2 min read

The Belief That Held Me Back For Years

For most of my life, I misunderstood what it meant to be an introvert.

I thought it meant something was wrong with me.

That I was insecure, socially awkward and naturally worse at anything that required people skills.

I hated my personality because the world seemed to reward extroverts. The loud ones. The outgoing ones. The people who could light up a room on command.

None of that felt natural to me.

I convinced myself that being introverted was the reason why I struggled socially, why relationships were hard to maintain and why I wouldn’t succeed in certain business roles.

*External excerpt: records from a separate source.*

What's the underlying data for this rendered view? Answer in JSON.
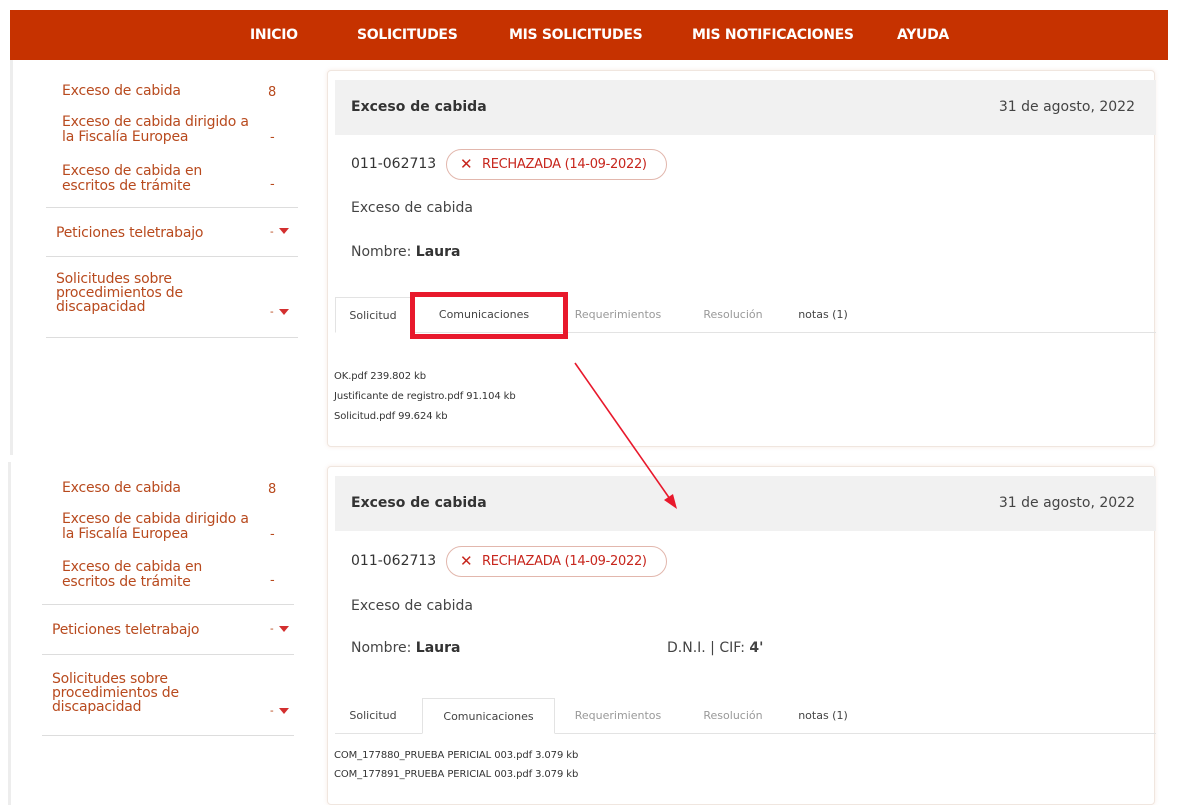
{
  "nav": {
    "items": [
      "INICIO",
      "SOLICITUDES",
      "MIS SOLICITUDES",
      "MIS NOTIFICACIONES",
      "AYUDA"
    ],
    "color": "#c63200"
  },
  "sidebar": {
    "link1": "Exceso de cabida",
    "link1_count": "8",
    "link2_line1": "Exceso de cabida dirigido a",
    "link2_line2": "la Fiscalía Europea",
    "link2_count": "-",
    "link3_line1": "Exceso de cabida en",
    "link3_line2": "escritos de trámite",
    "link3_count": "-",
    "section1": "Peticiones teletrabajo",
    "section2_line1": "Solicitudes sobre",
    "section2_line2": "procedimientos de",
    "section2_line3": "discapacidad",
    "caret_dot": "-"
  },
  "card_top": {
    "title": "Exceso de cabida",
    "date": "31 de agosto, 2022",
    "ref": "011-062713",
    "status": "RECHAZADA (14-09-2022)",
    "status_icon": "close-x-icon",
    "description": "Exceso de cabida",
    "name_label": "Nombre:",
    "name_value": "Laura",
    "tabs": [
      "Solicitud",
      "Comunicaciones",
      "Requerimientos",
      "Resolución",
      "notas (1)"
    ],
    "active_tab": "Solicitud",
    "files": [
      "OK.pdf 239.802 kb",
      "Justificante de registro.pdf 91.104 kb",
      "Solicitud.pdf 99.624 kb"
    ]
  },
  "card_bottom": {
    "title": "Exceso de cabida",
    "date": "31 de agosto, 2022",
    "ref": "011-062713",
    "status": "RECHAZADA (14-09-2022)",
    "description": "Exceso de cabida",
    "name_label": "Nombre:",
    "name_value": "Laura",
    "dni_label": "D.N.I. | CIF:",
    "dni_value": "4'",
    "tabs": [
      "Solicitud",
      "Comunicaciones",
      "Requerimientos",
      "Resolución",
      "notas (1)"
    ],
    "active_tab": "Comunicaciones",
    "files": [
      "COM_177880_PRUEBA PERICIAL 003.pdf 3.079 kb",
      "COM_177891_PRUEBA PERICIAL 003.pdf 3.079 kb"
    ]
  },
  "annotation": {
    "color": "#e8192c"
  }
}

That belief held me back more than anything else.

Eventually, I realized I either had to keep living in my own head or do something about it.

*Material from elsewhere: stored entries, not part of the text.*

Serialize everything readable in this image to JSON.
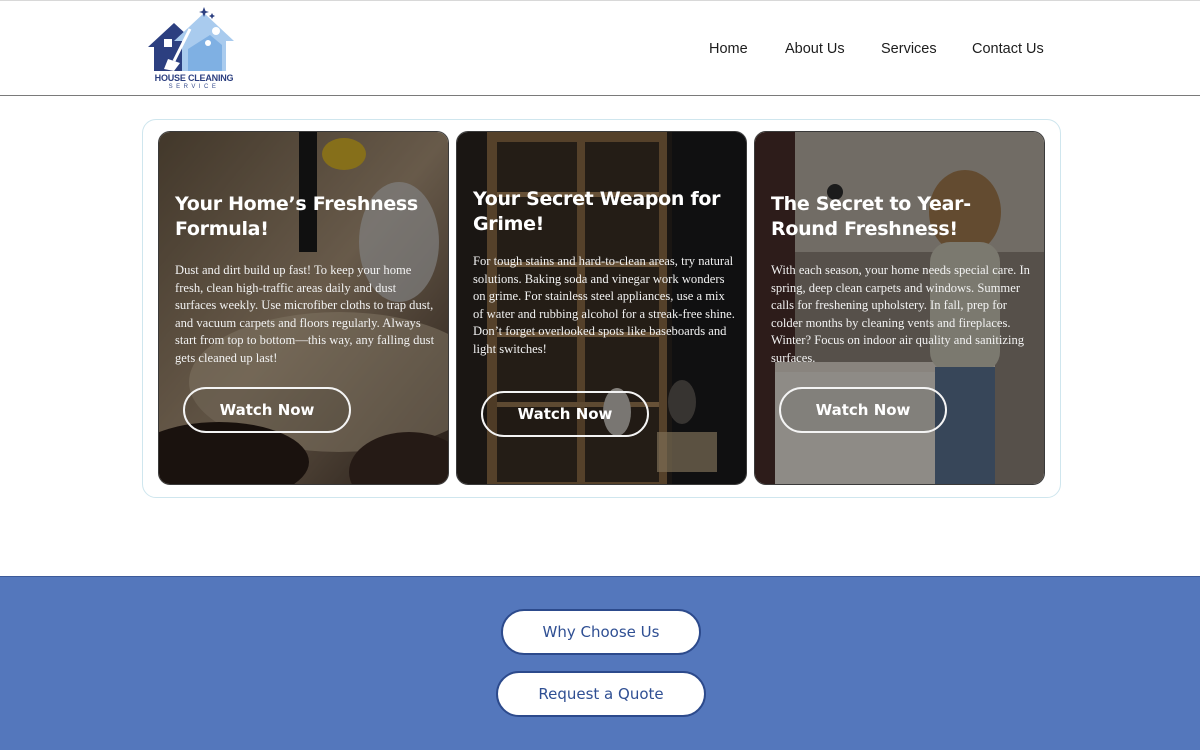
{
  "brand": {
    "name": "HOUSE CLEANING",
    "tagline": "SERVICE",
    "colors": {
      "primary": "#2c3f80",
      "accent": "#5477bc",
      "light": "#9fc3ea"
    }
  },
  "nav": {
    "items": [
      {
        "label": "Home"
      },
      {
        "label": "About Us"
      },
      {
        "label": "Services"
      },
      {
        "label": "Contact Us"
      }
    ]
  },
  "cards": [
    {
      "title": "Your Home’s Freshness Formula!",
      "body": "Dust and dirt build up fast! To keep your home fresh, clean high-traffic areas daily and dust surfaces weekly. Use microfiber cloths to trap dust, and vacuum carpets and floors regularly. Always start from top to bottom—this way, any falling dust gets cleaned up last!",
      "button": "Watch Now"
    },
    {
      "title": "Your Secret Weapon for Grime!",
      "body": "For tough stains and hard-to-clean areas, try natural solutions. Baking soda and vinegar work wonders on grime. For stainless steel appliances, use a mix of water and rubbing alcohol for a streak-free shine. Don’t forget overlooked spots like baseboards and light switches!",
      "button": "Watch Now"
    },
    {
      "title": "The Secret to Year-Round Freshness!",
      "body": "With each season, your home needs special care. In spring, deep clean carpets and windows. Summer calls for freshening upholstery. In fall, prep for colder months by cleaning vents and fireplaces. Winter? Focus on indoor air quality and sanitizing surfaces.",
      "button": "Watch Now"
    }
  ],
  "footer": {
    "why_label": "Why Choose Us",
    "quote_label": "Request a Quote"
  }
}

So I went to work on the parts that were holding me back.

I put myself in situations I would normally avoid.

I went out alone.

Started conversations with strangers.

Practiced small talk even when I didn’t feel like it.

Made YouTube videos documenting the process.

Read multiple books to understand myself more:

  • Quiet by Susan Cain
  • The Secret Lives of Introverts by Jenn Granneman
  • Psycho-Cybernetics by Maxwell Maltz
  • Personality Isn’t Permanent by Benjamin Hardy

I wanted proof that this belief was false.

Over time, I stopped seeing introversion as a disadvantage and started focusing on my strengths:

  • I prefer deep conversations over surface-level ones
  • I pay attention to details other miss
  • I can be social when needed while still valuing my solitude

None of that limits success.

The real limitation wasn’t my personality.

It was letting a false belief decide who I was allowed to become.

I’m sharing this because I know a lot of people feel the same. They treat introversion like a weakness and they’re paying the same price I did.

If any part of this feels familiar, here’s the reframe that changed everything for me:

Being an introvert isn’t the problem. Believing it’s a limitation is.

Once you drop that belief, you can build whatever skills you want.

You can rewrite any part of your identity.

You can become someone you’re proud of without pretending to be someone else.